Attention, avoir un ordinateur, savoir l’allumer et commander des fringues en ligne n’a rien à voir avec ce que vous trouverez ici. Avoir un iPhone, un iPod ou un iN’importe quoi, non plus. C’est encore moins avoir compris comment utiliser son profil Fessbouc ou écrire lolXDmdr toutes les deux phrases. Tout cela, même ma grand-mère saurait le faire pour si ça intéresserait. Alors être une geek, une nerd, une otaku en 2010, c’est quoi? Voici 10 signes évidents qui ne trompent pas:

  1. Vous avez déjà monté et installé votre propre machine (et très souvent démonté aussi). D’ailleurs vous en avez tellement parlé que vous avez même réussi à fatiguer vos copines mères de famille. Pourtant, vous portez le même amour à vos rejetons de câbles et de circuits qu’elles à leurs enfants de chair et de sang.
  2. Vous savez qu’Internet n’est ni un gigantesque speed dating, ni un centre commercial, ni une chaîne de clips. C’est un outil. Un outil à avoir toujours raison, certes, mais un outil quand même.
  3. Vous savez aussi ce qu’est une distribution Linux, et même que cela peut vous sauver d’un système d’exploitation onéreux et surtout défectueux.
  4. Vous jouez à des jeux vidéos. Des vrais, des virils, où on se tire dessus, étripe des zombis, infiltre des groupuscules mafieux ou décime un nombre impressionnant de monstres débiles.

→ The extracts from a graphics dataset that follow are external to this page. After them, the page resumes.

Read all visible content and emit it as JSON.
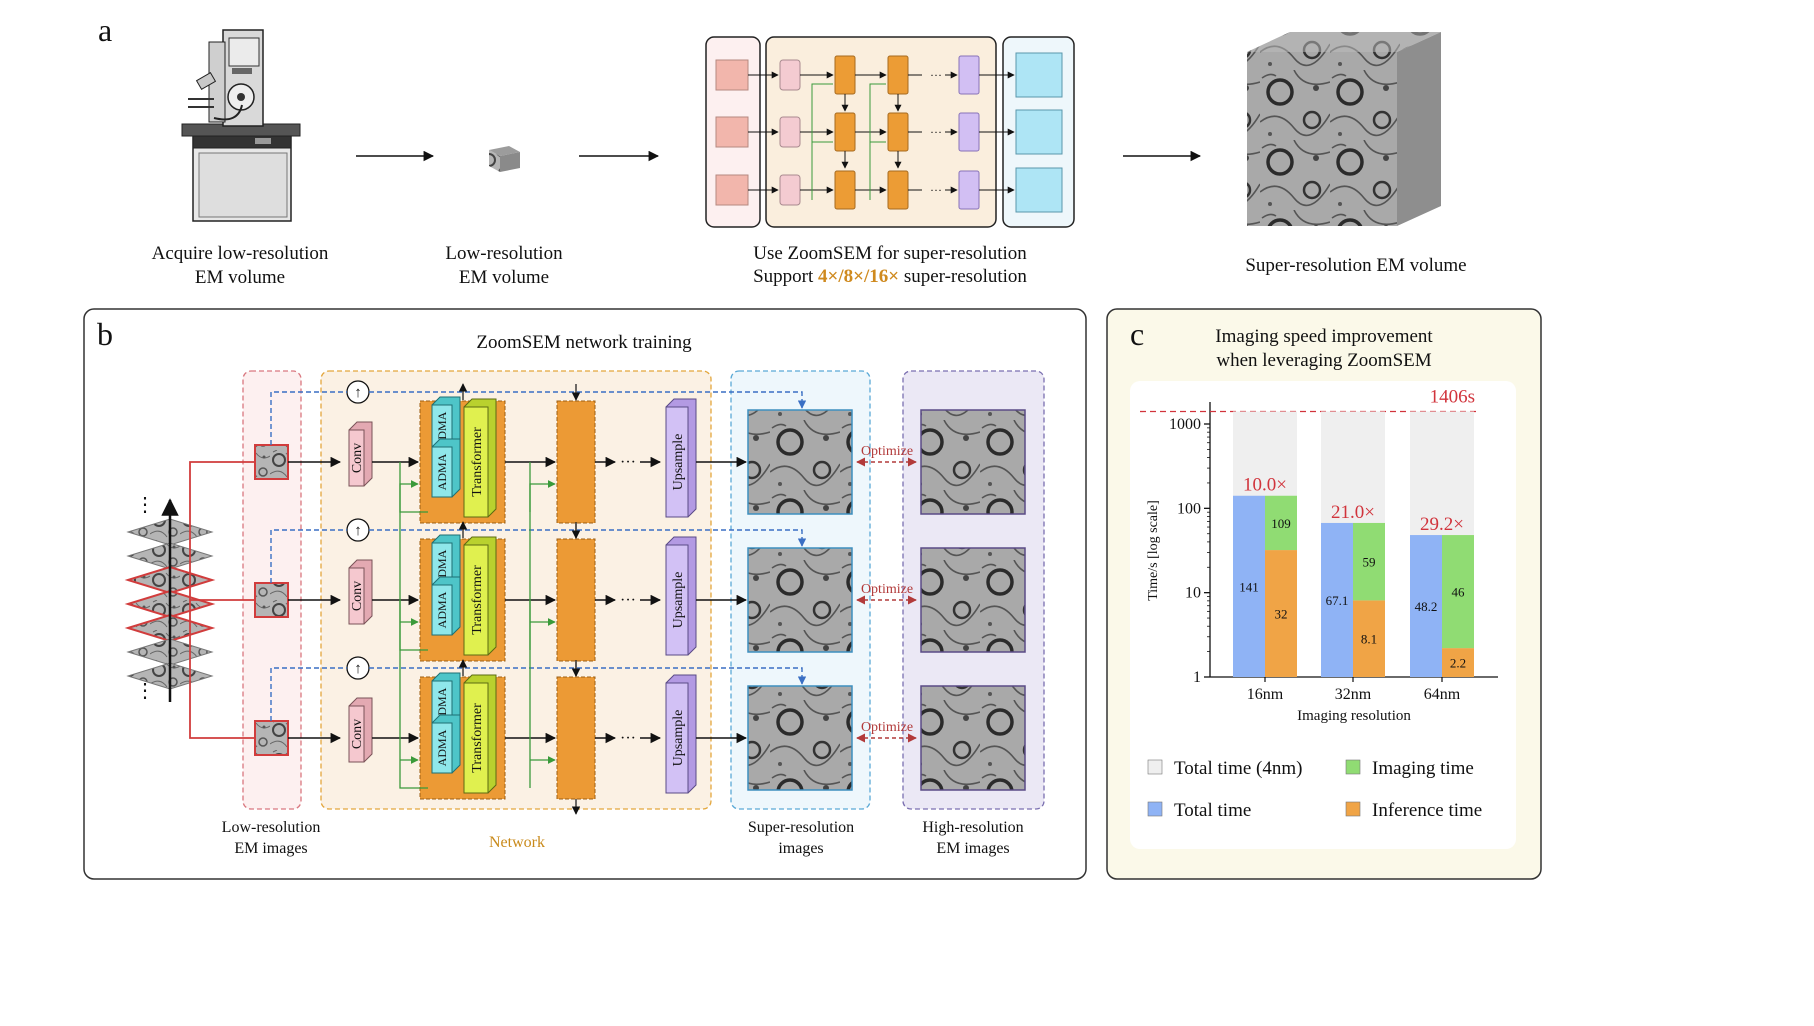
{
  "panel_a": {
    "letter": "a",
    "step1_line1": "Acquire low-resolution",
    "step1_line2": "EM volume",
    "step2_line1": "Low-resolution",
    "step2_line2": "EM volume",
    "step3_line1": "Use ZoomSEM for super-resolution",
    "step3_prefix": "Support ",
    "step3_highlight": "4×/8×/16×",
    "step3_suffix": " super-resolution",
    "step4": "Super-resolution EM volume",
    "dots": "···"
  },
  "panel_b": {
    "letter": "b",
    "title": "ZoomSEM network training",
    "conv": "Conv",
    "adma": "ADMA",
    "transformer": "Transformer",
    "upsample": "Upsample",
    "optimize": "Optimize",
    "dots": "···",
    "stack_dots": "⋮",
    "sum_symbol": "↑",
    "label_lr_line1": "Low-resolution",
    "label_lr_line2": "EM images",
    "label_network": "Network",
    "label_sr_line1": "Super-resolution",
    "label_sr_line2": "images",
    "label_hr_line1": "High-resolution",
    "label_hr_line2": "EM images"
  },
  "panel_c": {
    "letter": "c",
    "title_line1": "Imaging speed improvement",
    "title_line2": "when leveraging ZoomSEM",
    "reference_label": "1406s",
    "colors": {
      "total_4nm": "#efefef",
      "total": "#8fb3f5",
      "imaging": "#90dc73",
      "inference": "#f0a446",
      "accent": "#d1343c"
    },
    "legend": {
      "total_4nm": "Total time (4nm)",
      "imaging": "Imaging time",
      "total": "Total time",
      "inference": "Inference time"
    }
  },
  "chart_data": {
    "type": "bar",
    "xlabel": "Imaging resolution",
    "ylabel": "Time/s [log scale]",
    "scale": "log",
    "ylim": [
      1,
      1406
    ],
    "yticks": [
      "1",
      "10",
      "100",
      "1000"
    ],
    "reference_line": 1406,
    "categories": [
      "16nm",
      "32nm",
      "64nm"
    ],
    "series": [
      {
        "name": "Total time",
        "values": [
          141,
          67.1,
          48.2
        ]
      },
      {
        "name": "Imaging time",
        "values": [
          109,
          59,
          46
        ]
      },
      {
        "name": "Inference time",
        "values": [
          32,
          8.1,
          2.2
        ]
      }
    ],
    "speedups": [
      "10.0×",
      "21.0×",
      "29.2×"
    ],
    "grid": false
  }
}
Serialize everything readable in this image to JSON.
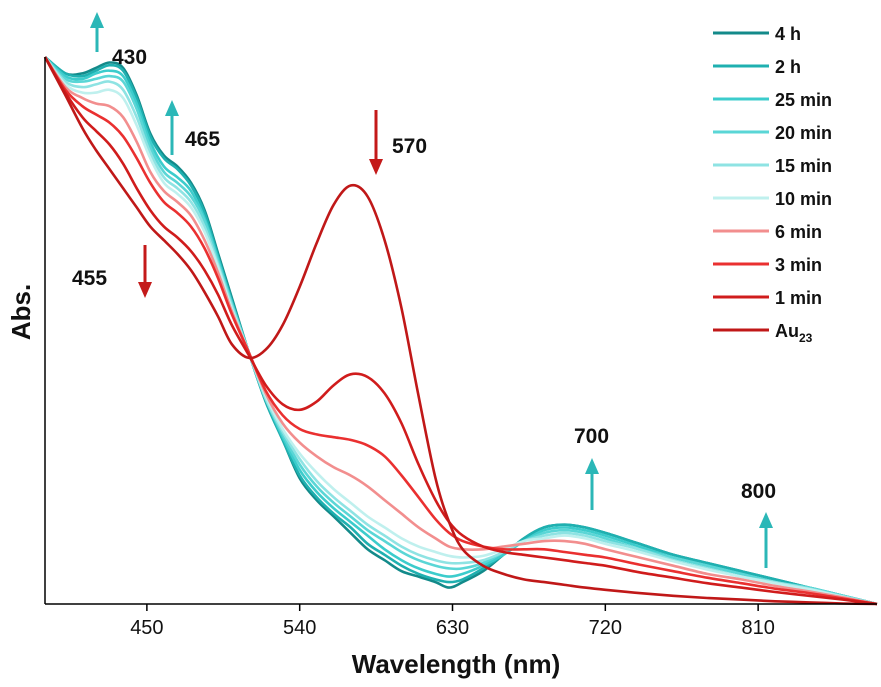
{
  "chart_data": {
    "type": "line",
    "xlabel": "Wavelength (nm)",
    "ylabel": "Abs.",
    "xlim": [
      390,
      880
    ],
    "ylim": [
      0,
      1
    ],
    "x_ticks": [
      450,
      540,
      630,
      720,
      810
    ],
    "grid": false,
    "legend_position": "top-right",
    "colors": {
      "4 h": "#138a8a",
      "2 h": "#1fb0b0",
      "25 min": "#3ccccc",
      "20 min": "#5ad6d6",
      "15 min": "#8ee3e3",
      "10 min": "#bff0ee",
      "6 min": "#f28e8e",
      "3 min": "#ea3030",
      "1 min": "#d01c1c",
      "Au23": "#c01818",
      "arrow_up": "#2bb7b7",
      "arrow_down": "#c41a1a"
    },
    "series": [
      {
        "name": "4 h",
        "x": [
          390,
          402,
          412,
          420,
          428,
          436,
          444,
          452,
          460,
          468,
          476,
          484,
          492,
          500,
          510,
          520,
          530,
          540,
          550,
          560,
          570,
          580,
          590,
          600,
          610,
          620,
          628,
          636,
          648,
          660,
          672,
          684,
          696,
          708,
          720,
          740,
          760,
          780,
          800,
          820,
          840,
          860,
          880
        ],
        "y": [
          1.0,
          0.97,
          0.97,
          0.98,
          0.99,
          0.98,
          0.93,
          0.86,
          0.82,
          0.8,
          0.77,
          0.72,
          0.64,
          0.56,
          0.46,
          0.37,
          0.3,
          0.23,
          0.19,
          0.16,
          0.13,
          0.1,
          0.08,
          0.06,
          0.05,
          0.04,
          0.03,
          0.04,
          0.06,
          0.09,
          0.12,
          0.14,
          0.145,
          0.14,
          0.13,
          0.11,
          0.09,
          0.075,
          0.06,
          0.045,
          0.03,
          0.015,
          0.0
        ]
      },
      {
        "name": "2 h",
        "x": [
          390,
          402,
          412,
          420,
          428,
          436,
          444,
          452,
          460,
          468,
          476,
          484,
          492,
          500,
          510,
          520,
          530,
          540,
          550,
          560,
          570,
          580,
          590,
          600,
          610,
          620,
          628,
          636,
          648,
          660,
          672,
          684,
          696,
          708,
          720,
          740,
          760,
          780,
          800,
          820,
          840,
          860,
          880
        ],
        "y": [
          1.0,
          0.97,
          0.965,
          0.975,
          0.985,
          0.975,
          0.925,
          0.855,
          0.815,
          0.795,
          0.765,
          0.715,
          0.635,
          0.555,
          0.46,
          0.37,
          0.3,
          0.235,
          0.195,
          0.165,
          0.14,
          0.11,
          0.09,
          0.07,
          0.055,
          0.045,
          0.04,
          0.045,
          0.065,
          0.09,
          0.12,
          0.14,
          0.145,
          0.14,
          0.13,
          0.11,
          0.09,
          0.075,
          0.06,
          0.045,
          0.03,
          0.015,
          0.0
        ]
      },
      {
        "name": "25 min",
        "x": [
          390,
          402,
          412,
          420,
          428,
          436,
          444,
          452,
          460,
          468,
          476,
          484,
          492,
          500,
          510,
          520,
          530,
          540,
          550,
          560,
          570,
          580,
          590,
          600,
          610,
          620,
          628,
          636,
          648,
          660,
          672,
          684,
          696,
          708,
          720,
          740,
          760,
          780,
          800,
          820,
          840,
          860,
          880
        ],
        "y": [
          1.0,
          0.965,
          0.96,
          0.97,
          0.975,
          0.965,
          0.915,
          0.845,
          0.8,
          0.78,
          0.755,
          0.705,
          0.63,
          0.55,
          0.46,
          0.375,
          0.305,
          0.245,
          0.205,
          0.175,
          0.15,
          0.125,
          0.1,
          0.08,
          0.065,
          0.055,
          0.05,
          0.055,
          0.07,
          0.09,
          0.115,
          0.135,
          0.14,
          0.135,
          0.125,
          0.105,
          0.085,
          0.07,
          0.055,
          0.04,
          0.03,
          0.015,
          0.0
        ]
      },
      {
        "name": "20 min",
        "x": [
          390,
          402,
          412,
          420,
          428,
          436,
          444,
          452,
          460,
          468,
          476,
          484,
          492,
          500,
          510,
          520,
          530,
          540,
          550,
          560,
          570,
          580,
          590,
          600,
          610,
          620,
          628,
          636,
          648,
          660,
          672,
          684,
          696,
          708,
          720,
          740,
          760,
          780,
          800,
          820,
          840,
          860,
          880
        ],
        "y": [
          1.0,
          0.96,
          0.955,
          0.96,
          0.965,
          0.955,
          0.905,
          0.835,
          0.79,
          0.77,
          0.745,
          0.7,
          0.625,
          0.55,
          0.46,
          0.375,
          0.31,
          0.255,
          0.215,
          0.185,
          0.16,
          0.135,
          0.115,
          0.095,
          0.08,
          0.07,
          0.065,
          0.065,
          0.075,
          0.095,
          0.115,
          0.13,
          0.135,
          0.13,
          0.12,
          0.1,
          0.085,
          0.07,
          0.055,
          0.04,
          0.03,
          0.015,
          0.0
        ]
      },
      {
        "name": "15 min",
        "x": [
          390,
          402,
          412,
          420,
          428,
          436,
          444,
          452,
          460,
          468,
          476,
          484,
          492,
          500,
          510,
          520,
          530,
          540,
          550,
          560,
          570,
          580,
          590,
          600,
          610,
          620,
          628,
          636,
          648,
          660,
          672,
          684,
          696,
          708,
          720,
          740,
          760,
          780,
          800,
          820,
          840,
          860,
          880
        ],
        "y": [
          1.0,
          0.955,
          0.945,
          0.95,
          0.955,
          0.94,
          0.89,
          0.825,
          0.78,
          0.76,
          0.735,
          0.69,
          0.62,
          0.545,
          0.46,
          0.375,
          0.315,
          0.265,
          0.225,
          0.195,
          0.17,
          0.145,
          0.125,
          0.105,
          0.09,
          0.08,
          0.075,
          0.075,
          0.08,
          0.095,
          0.115,
          0.125,
          0.13,
          0.125,
          0.115,
          0.1,
          0.08,
          0.065,
          0.05,
          0.04,
          0.028,
          0.014,
          0.0
        ]
      },
      {
        "name": "10 min",
        "x": [
          390,
          402,
          412,
          420,
          428,
          436,
          444,
          452,
          460,
          468,
          476,
          484,
          492,
          500,
          510,
          520,
          530,
          540,
          550,
          560,
          570,
          580,
          590,
          600,
          610,
          620,
          628,
          636,
          648,
          660,
          672,
          684,
          696,
          708,
          720,
          740,
          760,
          780,
          800,
          820,
          840,
          860,
          880
        ],
        "y": [
          1.0,
          0.95,
          0.935,
          0.935,
          0.94,
          0.925,
          0.875,
          0.815,
          0.77,
          0.75,
          0.725,
          0.68,
          0.615,
          0.54,
          0.46,
          0.38,
          0.32,
          0.275,
          0.24,
          0.21,
          0.185,
          0.16,
          0.14,
          0.12,
          0.105,
          0.095,
          0.088,
          0.085,
          0.088,
          0.1,
          0.115,
          0.12,
          0.125,
          0.12,
          0.11,
          0.095,
          0.078,
          0.063,
          0.05,
          0.038,
          0.027,
          0.013,
          0.0
        ]
      },
      {
        "name": "6 min",
        "x": [
          390,
          402,
          412,
          420,
          428,
          436,
          444,
          452,
          460,
          468,
          476,
          484,
          492,
          500,
          510,
          520,
          530,
          540,
          550,
          560,
          570,
          580,
          590,
          600,
          610,
          620,
          628,
          636,
          648,
          660,
          672,
          684,
          696,
          708,
          720,
          740,
          760,
          780,
          800,
          820,
          840,
          860,
          880
        ],
        "y": [
          1.0,
          0.945,
          0.925,
          0.915,
          0.91,
          0.89,
          0.845,
          0.79,
          0.755,
          0.735,
          0.71,
          0.665,
          0.605,
          0.535,
          0.46,
          0.385,
          0.33,
          0.295,
          0.27,
          0.25,
          0.235,
          0.215,
          0.19,
          0.165,
          0.14,
          0.12,
          0.105,
          0.1,
          0.1,
          0.105,
          0.11,
          0.115,
          0.115,
          0.11,
          0.1,
          0.085,
          0.07,
          0.055,
          0.045,
          0.033,
          0.023,
          0.012,
          0.0
        ]
      },
      {
        "name": "3 min",
        "x": [
          390,
          402,
          412,
          420,
          428,
          436,
          444,
          452,
          460,
          468,
          476,
          484,
          492,
          500,
          510,
          520,
          530,
          540,
          550,
          560,
          570,
          580,
          590,
          600,
          610,
          620,
          628,
          636,
          648,
          660,
          672,
          684,
          696,
          708,
          720,
          740,
          760,
          780,
          800,
          820,
          840,
          860,
          880
        ],
        "y": [
          1.0,
          0.94,
          0.91,
          0.895,
          0.88,
          0.855,
          0.815,
          0.77,
          0.735,
          0.715,
          0.69,
          0.65,
          0.595,
          0.53,
          0.46,
          0.39,
          0.345,
          0.32,
          0.31,
          0.305,
          0.3,
          0.29,
          0.27,
          0.235,
          0.195,
          0.155,
          0.13,
          0.115,
          0.105,
          0.1,
          0.1,
          0.1,
          0.095,
          0.09,
          0.085,
          0.072,
          0.06,
          0.048,
          0.038,
          0.028,
          0.02,
          0.01,
          0.0
        ]
      },
      {
        "name": "1 min",
        "x": [
          390,
          402,
          412,
          420,
          428,
          436,
          444,
          452,
          460,
          468,
          476,
          484,
          492,
          500,
          510,
          520,
          530,
          540,
          550,
          560,
          570,
          580,
          590,
          600,
          610,
          620,
          628,
          636,
          648,
          660,
          672,
          684,
          696,
          708,
          720,
          740,
          760,
          780,
          800,
          820,
          840,
          860,
          880
        ],
        "y": [
          1.0,
          0.935,
          0.89,
          0.865,
          0.84,
          0.805,
          0.76,
          0.72,
          0.69,
          0.67,
          0.645,
          0.61,
          0.565,
          0.51,
          0.455,
          0.4,
          0.365,
          0.355,
          0.37,
          0.4,
          0.42,
          0.415,
          0.385,
          0.33,
          0.255,
          0.19,
          0.15,
          0.125,
          0.105,
          0.095,
          0.09,
          0.085,
          0.08,
          0.075,
          0.07,
          0.058,
          0.048,
          0.038,
          0.03,
          0.022,
          0.015,
          0.008,
          0.0
        ]
      },
      {
        "name": "Au23",
        "x": [
          390,
          402,
          412,
          420,
          428,
          436,
          444,
          452,
          460,
          468,
          476,
          484,
          492,
          500,
          510,
          520,
          530,
          540,
          550,
          560,
          570,
          580,
          590,
          600,
          610,
          620,
          628,
          636,
          648,
          660,
          672,
          684,
          696,
          708,
          720,
          740,
          760,
          780,
          800,
          820,
          840,
          860,
          880
        ],
        "y": [
          1.0,
          0.93,
          0.87,
          0.83,
          0.795,
          0.76,
          0.725,
          0.69,
          0.665,
          0.64,
          0.61,
          0.57,
          0.525,
          0.475,
          0.45,
          0.465,
          0.51,
          0.58,
          0.66,
          0.73,
          0.765,
          0.745,
          0.665,
          0.54,
          0.38,
          0.23,
          0.15,
          0.1,
          0.07,
          0.055,
          0.045,
          0.04,
          0.035,
          0.03,
          0.026,
          0.02,
          0.015,
          0.011,
          0.008,
          0.005,
          0.003,
          0.001,
          0.0
        ]
      }
    ],
    "annotations": [
      {
        "text": "430",
        "direction": "up",
        "wavelength": 430
      },
      {
        "text": "465",
        "direction": "up",
        "wavelength": 465
      },
      {
        "text": "455",
        "direction": "down",
        "wavelength": 455
      },
      {
        "text": "570",
        "direction": "down",
        "wavelength": 570
      },
      {
        "text": "700",
        "direction": "up",
        "wavelength": 700
      },
      {
        "text": "800",
        "direction": "up",
        "wavelength": 800
      }
    ]
  }
}
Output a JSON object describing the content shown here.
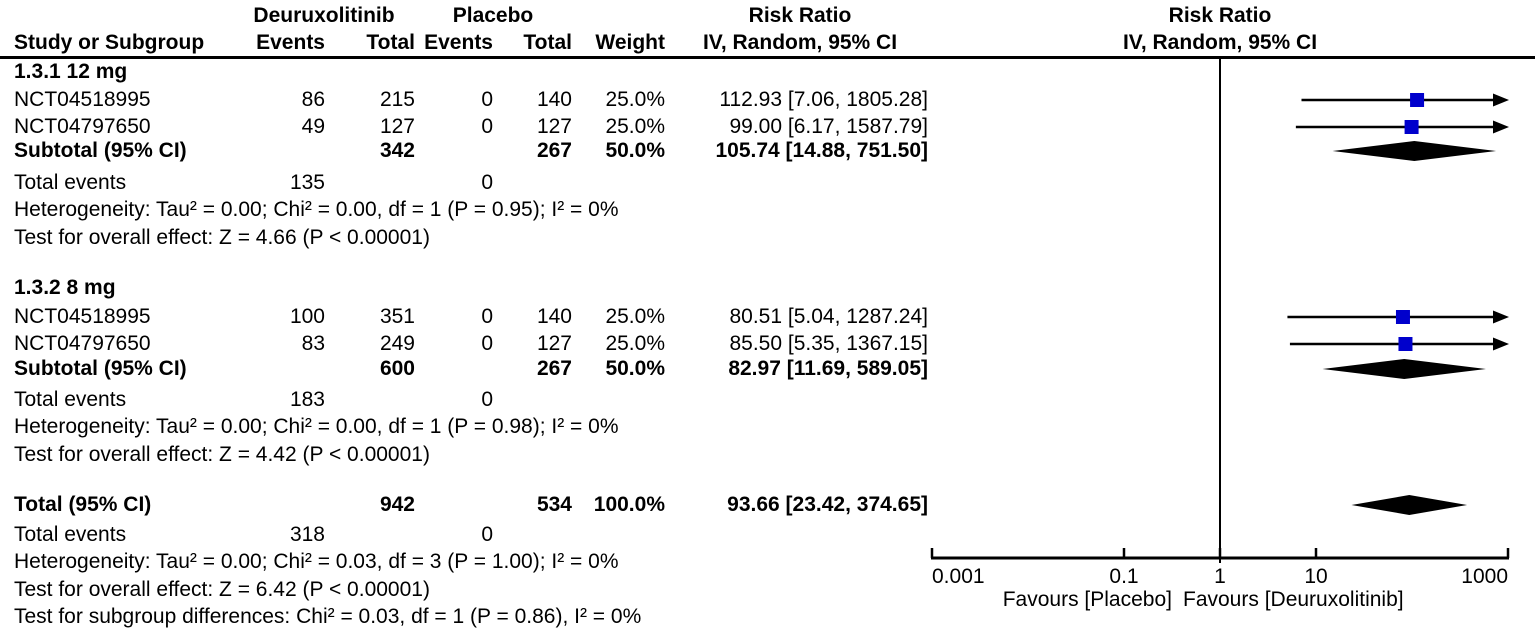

  5. Vous avez compris depuis longtemps qu’un téléphone portable, c’est fait pour téléphoner (à la rigueur; envoyer des textos). Pour écouter de la musique, vous avez un lecteur MP3, pour faire des photos, un appareil, pour surfer un laptop et pour jouer, une console.  En plus, vous pouvez faire de jolies installations avec tous les câbles d’alimentation. Vous avez aussi une machine qui fait tout ça, mais par commodité, elle reste à la maison.
  6. Vous n’échangeriez pour rien au monde une copy party pleine de types douteux contre une virée shopping.
  7. Vous portez des t-shirts aux messages ultras référencés (un gag sur la mécanique quantique, des textes en binaire ou en langues étrangères, des mangas tout aussi méconnus au pays du soleil levant) que seuls les types douteux sus-cités peuvent comprendre.
  8. Où que vous soyez, dès qu’il y a un écran avec lequel vous pouvez interagir, vous vous jetez dessus. D’ailleurs, tout le monde l’a remarqué au travail, ce qui a eu pour conséquence d’étoffer votre collection de t-shirts improbables avec celui portant la mention: « No, I will not fix your computer ».
  9. Vous riez à toutes les blagues des protagonistes masculins de The Big Bang Theory ou IT Crowd et remarquez même quand ils font une 404.
  10. Vous avez compris et ri à l’affirmation précédente.

Si vous vous êtes reconnue, il ne vous reste plus qu’à squatter les S.A.V. des magasins d’informatique et ainsi trouver des amis, et qui sait, l’âme sœur.